Access – Financial and political issues drive the most controversial dimension, that of ubiquitous access to data and databases. The most important problem here is the question of free vs. fee access to scientific data and databases. It seems obvious that free access for all to scientific data and databases would be beneficial, but the reality is more complex. Data curation with highly qualified staff is costly, and as a result sustainability and financial issues arise. Most funding agencies do not provide long-term support for data curation, and alternative funding models are required. Depending on the funding model selected, different trade-offs result. Some important databases are not publicly available (Chemical Abstracts), while others are freely accessible through a web interface, although downloading is not permitted. Some providers’ block requests from entire domains when they suspect someone is attempting to 'steal' their data using automated data parsing from a web interface. Licensing conditions of 'free' licenses may impose considerable obstacles, e.g., when database providers demand that the origin of the data is transparent to the user. Another licensing problem is the redistribution of data, which may not be permitted. The newest wrinkle is the demand of co-authorship in any publication that makes use of the database in any way. Clearly a universal legal framework for database interoperability is overdue.

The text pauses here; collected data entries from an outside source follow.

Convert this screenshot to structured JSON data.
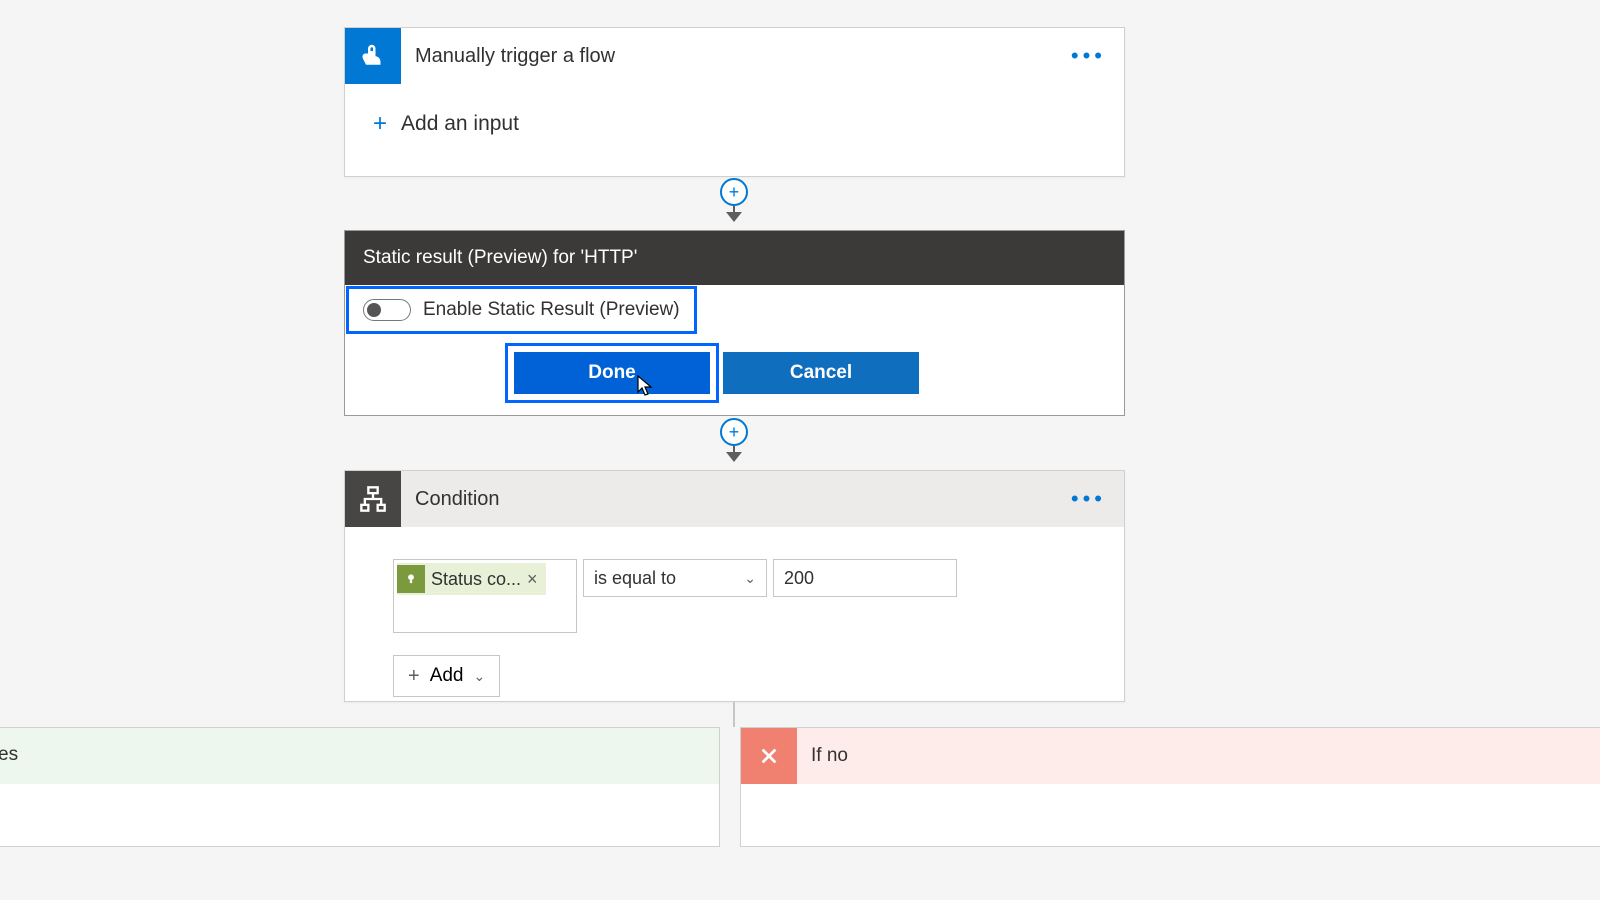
{
  "trigger": {
    "title": "Manually trigger a flow",
    "add_input_label": "Add an input"
  },
  "static_result": {
    "header": "Static result (Preview) for 'HTTP'",
    "toggle_label": "Enable Static Result (Preview)",
    "done_label": "Done",
    "cancel_label": "Cancel"
  },
  "condition": {
    "title": "Condition",
    "token_label": "Status co...",
    "operator": "is equal to",
    "value": "200",
    "add_label": "Add"
  },
  "branches": {
    "yes_fragment": "es",
    "no_label": "If no"
  }
}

Curation Requires Funding -The importance of databases is fundamental to entire disciplines such as chemistry and biology, however, long-term curation efforts are rarely supported and most publicly available database providers have funding problems. Funding for long-term curation of data repositories and scientific databases is required, and one can only wonder at the eventual state of massively scaled data repositories a decade hence if this is ignored.

An evolutionary direction - the Adaptive Web

Since we are in the early stages of developing the new paradigm(s) required to support data science and constructing solutions for massively scaled data repositories, we have the opportunity (and obligation) to creatively reconceptualize our approach, less we magnify the current limitations in the scholarly communication chain.

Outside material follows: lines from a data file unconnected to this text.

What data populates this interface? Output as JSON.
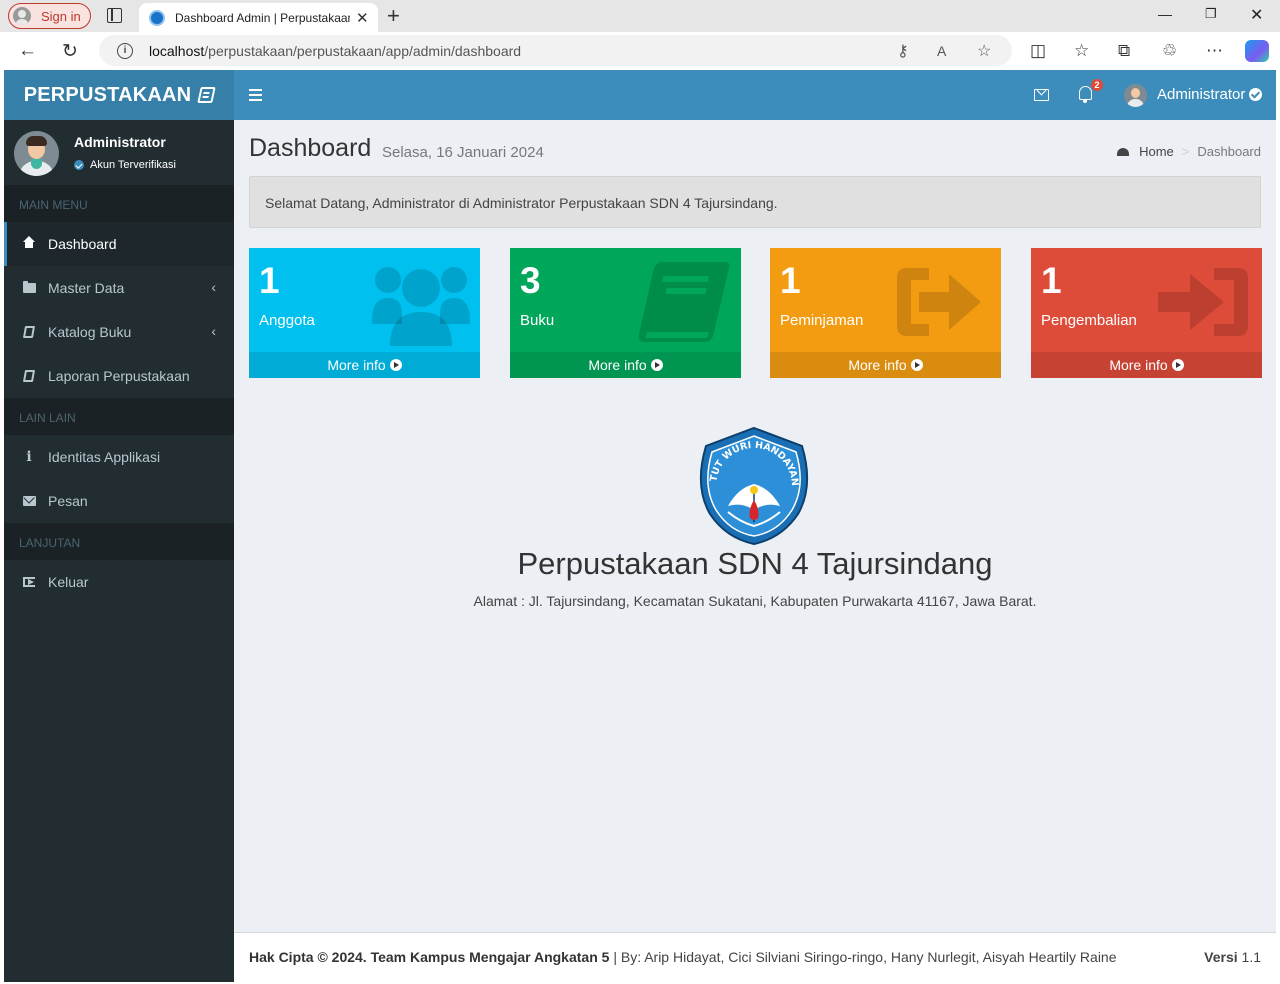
{
  "browser": {
    "signin_label": "Sign in",
    "tab_title": "Dashboard Admin | Perpustakaan",
    "url_host": "localhost",
    "url_path": "/perpustakaan/perpustakaan/app/admin/dashboard"
  },
  "sidebar": {
    "logo": "PERPUSTAKAAN",
    "user_name": "Administrator",
    "user_status": "Akun Terverifikasi",
    "sections": [
      "MAIN MENU",
      "LAIN LAIN",
      "LANJUTAN"
    ],
    "items": [
      {
        "label": "Dashboard",
        "icon": "home-icon"
      },
      {
        "label": "Master Data",
        "icon": "folder-icon"
      },
      {
        "label": "Katalog Buku",
        "icon": "book-icon"
      },
      {
        "label": "Laporan Perpustakaan",
        "icon": "book-icon"
      },
      {
        "label": "Identitas Applikasi",
        "icon": "info-icon"
      },
      {
        "label": "Pesan",
        "icon": "envelope-icon"
      },
      {
        "label": "Keluar",
        "icon": "sign-out-icon"
      }
    ]
  },
  "header": {
    "notification_count": "2",
    "user_name": "Administrator"
  },
  "content": {
    "title": "Dashboard",
    "subtitle": "Selasa, 16 Januari 2024",
    "breadcrumb": [
      "Home",
      "Dashboard"
    ],
    "welcome": "Selamat Datang, Administrator di Administrator Perpustakaan SDN 4 Tajursindang.",
    "boxes": [
      {
        "count": "1",
        "label": "Anggota",
        "more": "More info",
        "color": "#00c0ef",
        "icon": "users-icon"
      },
      {
        "count": "3",
        "label": "Buku",
        "more": "More info",
        "color": "#00a65a",
        "icon": "book-icon"
      },
      {
        "count": "1",
        "label": "Peminjaman",
        "more": "More info",
        "color": "#f39c12",
        "icon": "sign-out-icon"
      },
      {
        "count": "1",
        "label": "Pengembalian",
        "more": "More info",
        "color": "#dd4b39",
        "icon": "sign-in-icon"
      }
    ],
    "emblem_text": "TUT WURI HANDAYANI",
    "school_name": "Perpustakaan SDN 4 Tajursindang",
    "school_address": "Alamat : Jl. Tajursindang, Kecamatan Sukatani, Kabupaten Purwakarta 41167, Jawa Barat."
  },
  "footer": {
    "copyright": "Hak Cipta © 2024. Team Kampus Mengajar Angkatan 5",
    "authors": " | By: Arip Hidayat, Cici Silviani Siringo-ringo, Hany Nurlegit, Aisyah Heartily Raine",
    "version_label": "Versi",
    "version": "1.1"
  }
}
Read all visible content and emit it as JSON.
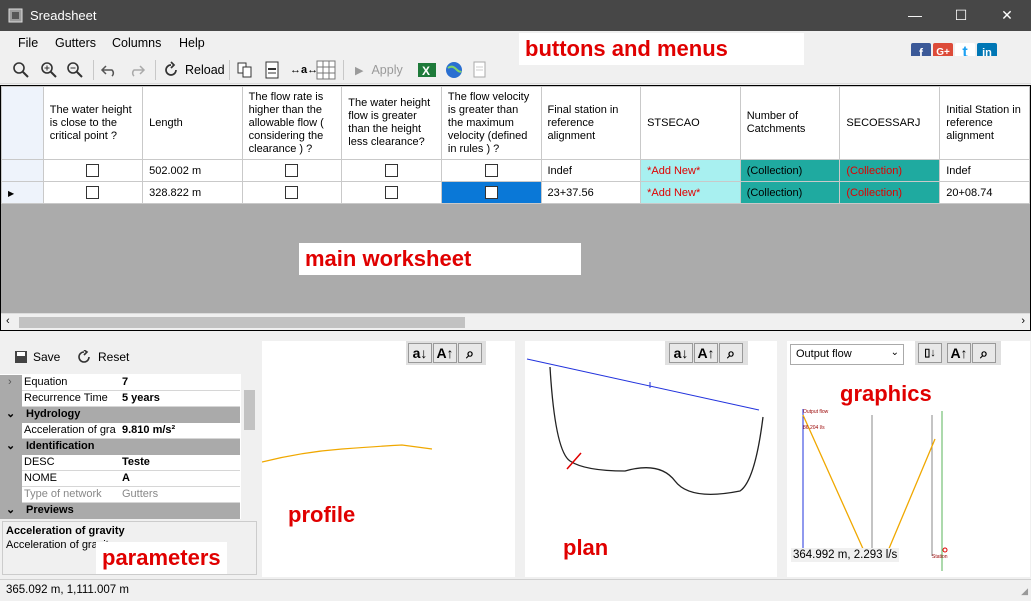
{
  "window": {
    "title": "Sreadsheet",
    "minimize": "—",
    "maximize": "☐",
    "close": "✕"
  },
  "menu": [
    "File",
    "Gutters",
    "Columns",
    "Help"
  ],
  "toolbar": {
    "reload": "Reload",
    "apply": "Apply"
  },
  "social": {
    "facebook": "f",
    "google": "G+",
    "twitter": "t",
    "linkedin": "in"
  },
  "labels": {
    "buttons": "buttons and menus",
    "worksheet": "main worksheet",
    "graphics": "graphics",
    "profile": "profile",
    "plan": "plan",
    "parameters": "parameters"
  },
  "grid": {
    "headers": [
      "The water height is close to the critical point ?",
      "Length",
      "The flow rate is higher than the allowable flow ( considering the clearance ) ?",
      "The water height flow is greater than the height less clearance?",
      "The flow velocity is greater than the maximum velocity (defined in rules ) ?",
      "Final station in reference alignment",
      "STSECAO",
      "Number of Catchments",
      "SECOESSARJ",
      "Initial Station in reference alignment"
    ],
    "rows": [
      {
        "length": "502.002 m",
        "final": "Indef",
        "stsecao": "*Add New*",
        "catch": "(Collection)",
        "seco": "(Collection)",
        "initial": "Indef"
      },
      {
        "length": "328.822 m",
        "final": "23+37.56",
        "stsecao": "*Add New*",
        "catch": "(Collection)",
        "seco": "(Collection)",
        "initial": "20+08.74"
      }
    ]
  },
  "params": {
    "save": "Save",
    "reset": "Reset",
    "rows": [
      {
        "type": "item",
        "expand": "›",
        "name": "Equation",
        "value": "7"
      },
      {
        "type": "item",
        "expand": "",
        "name": "Recurrence Time",
        "value": "5 years"
      },
      {
        "type": "cat",
        "expand": "⌄",
        "name": "Hydrology",
        "value": ""
      },
      {
        "type": "item",
        "expand": "",
        "name": "Acceleration of gra",
        "value": "9.810 m/s²"
      },
      {
        "type": "cat",
        "expand": "⌄",
        "name": "Identification",
        "value": ""
      },
      {
        "type": "item",
        "expand": "",
        "name": "DESC",
        "value": "Teste"
      },
      {
        "type": "item",
        "expand": "",
        "name": "NOME",
        "value": "A"
      },
      {
        "type": "item",
        "expand": "",
        "name": "Type of network",
        "value": "Gutters"
      },
      {
        "type": "cat",
        "expand": "⌄",
        "name": "Previews",
        "value": ""
      }
    ],
    "desc_title": "Acceleration of gravity",
    "desc_text": "Acceleration of gravity"
  },
  "graphics": {
    "select": "Output flow",
    "readout": "364.992 m, 2.293 l/s",
    "legend_title": "Output flow",
    "legend_value": "86.204 l/s",
    "station_label": "Station"
  },
  "status": "365.092 m, 1,111.007 m",
  "colors": {
    "titlebar": "#474747",
    "label": "#e00000",
    "selection": "#0a78d7",
    "teal": "#1faaa0",
    "addnew_bg": "#a8f0f0"
  }
}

Increasingly, value resides in the relationships between researchers, papers, experimental data and the ancillary supporting materials, associated dialogue from comments and reviews, updates to the original work, etc. Typically, when hypertext browsing is used to follow links manually for subject headings, thesauri, textual concepts and categories, the user can only traverse a small portion of a large knowledge space. To manage and utilize the potentially rich and complex nodes and connections in a large knowledge system such as the distributed web, system-aided reasoning methods would be useful to suggest relevant knowledge intelligently to the user.

As our systems grow more sophisticated, we will see applications that support not just links between authors and papers but relationships between users, data and information repositories, and communities. What is required is a mechanism to enable communication between these relationships that leads to information exchange, adaptation and recombination – which, in itself, will constitute a new type of data repository. A new generation of information retrieval tools and applications are being designed that will support self-organizing knowledge on distributed networks driven by human interaction. This capability would allow a physicist or biochemist to collaborate with colleagues in the life sciences without having to learn an entirely new vocabulary.

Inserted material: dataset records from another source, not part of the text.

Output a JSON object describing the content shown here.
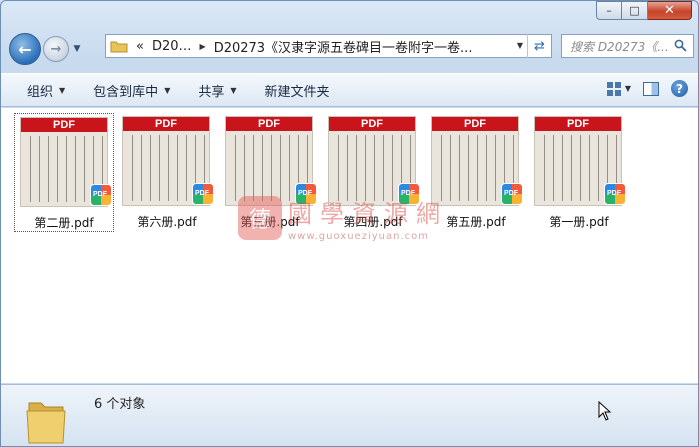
{
  "window": {
    "caption_buttons": {
      "minimize": "–",
      "maximize": "□",
      "close": "✕"
    }
  },
  "nav": {
    "back_icon": "arrow-left-icon",
    "forward_icon": "arrow-right-icon",
    "address": {
      "overflow": "«",
      "segment1": "D20…",
      "segment2": "D20273《汉隶字源五卷碑目一卷附字一卷..."
    },
    "search_placeholder": "搜索 D20273《..."
  },
  "toolbar": {
    "items": [
      {
        "label": "组织",
        "has_dropdown": true
      },
      {
        "label": "包含到库中",
        "has_dropdown": true
      },
      {
        "label": "共享",
        "has_dropdown": true
      },
      {
        "label": "新建文件夹",
        "has_dropdown": false
      }
    ]
  },
  "files": [
    {
      "name": "第二册.pdf",
      "badge": "PDF",
      "selected": true
    },
    {
      "name": "第六册.pdf",
      "badge": "PDF",
      "selected": false
    },
    {
      "name": "第三册.pdf",
      "badge": "PDF",
      "selected": false
    },
    {
      "name": "第四册.pdf",
      "badge": "PDF",
      "selected": false
    },
    {
      "name": "第五册.pdf",
      "badge": "PDF",
      "selected": false
    },
    {
      "name": "第一册.pdf",
      "badge": "PDF",
      "selected": false
    }
  ],
  "watermark": {
    "seal": "德",
    "text": "國學資源網",
    "url": "www.guoxueziyuan.com"
  },
  "status": {
    "count_text": "6 个对象"
  },
  "colors": {
    "pdf_banner": "#c8141a",
    "window_frame": "#c7daee",
    "close_button": "#c7442b"
  }
}
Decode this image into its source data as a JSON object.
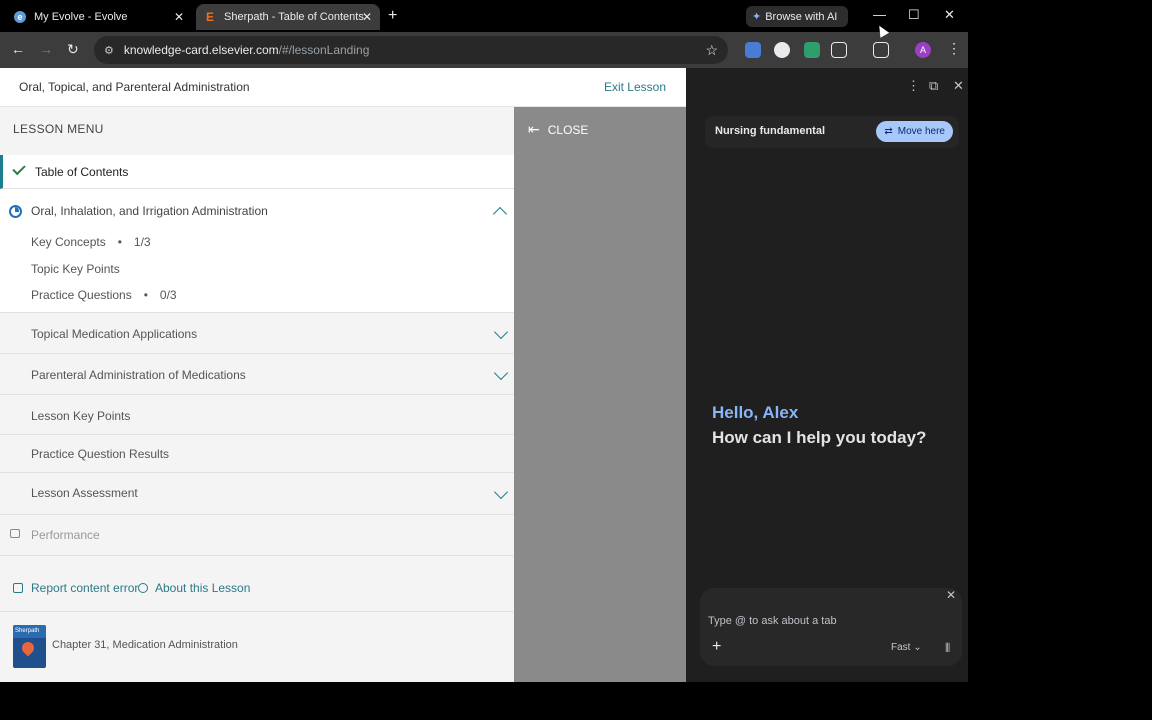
{
  "tabs": [
    {
      "title": "My Evolve - Evolve",
      "favicon": "evolve-favicon"
    },
    {
      "title": "Sherpath - Table of Contents",
      "favicon": "E"
    }
  ],
  "browse_ai_label": "Browse with AI",
  "address": {
    "host": "knowledge-card.elsevier.com",
    "path": "/#/lessonLanding"
  },
  "avatar_letter": "A",
  "page_header": {
    "title": "Oral, Topical, and Parenteral Administration",
    "exit": "Exit Lesson"
  },
  "menu": {
    "title": "LESSON MENU",
    "toc": "Table of Contents",
    "oral": {
      "label": "Oral, Inhalation, and Irrigation Administration",
      "key_concepts": "Key Concepts",
      "key_concepts_progress": "1/3",
      "topic_key_points": "Topic Key Points",
      "practice_questions": "Practice Questions",
      "practice_questions_progress": "0/3"
    },
    "topical": "Topical Medication Applications",
    "parenteral": "Parenteral Administration of Medications",
    "lesson_key_points": "Lesson Key Points",
    "practice_results": "Practice Question Results",
    "lesson_assessment": "Lesson Assessment",
    "performance": "Performance",
    "report_error": "Report content error",
    "about": "About this Lesson",
    "book_label": "Sherpath",
    "chapter": "Chapter 31, Medication Administration"
  },
  "overlay_close": "CLOSE",
  "side_panel": {
    "chip_label": "Nursing fundamental",
    "move_here": "Move here",
    "hello": "Hello, Alex",
    "help": "How can I help you today?",
    "input_placeholder": "Type @ to ask about a tab",
    "model": "Fast"
  }
}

Recent notable examples where decentralized efforts have succeeded with innovative approaches include diverse experiences such as decoding the human genome, the open source movement and peer-to-peer networks. It would be in our best long-term interests to optimize our communication systems to support a variety of approaches while we evolve our understanding of the coming adaptive web and its impact on building our data repositories that support both current and new forms of scientific communication. If we believe it is prudent to hedge our bets, many alternatives should be propagated and stimulated.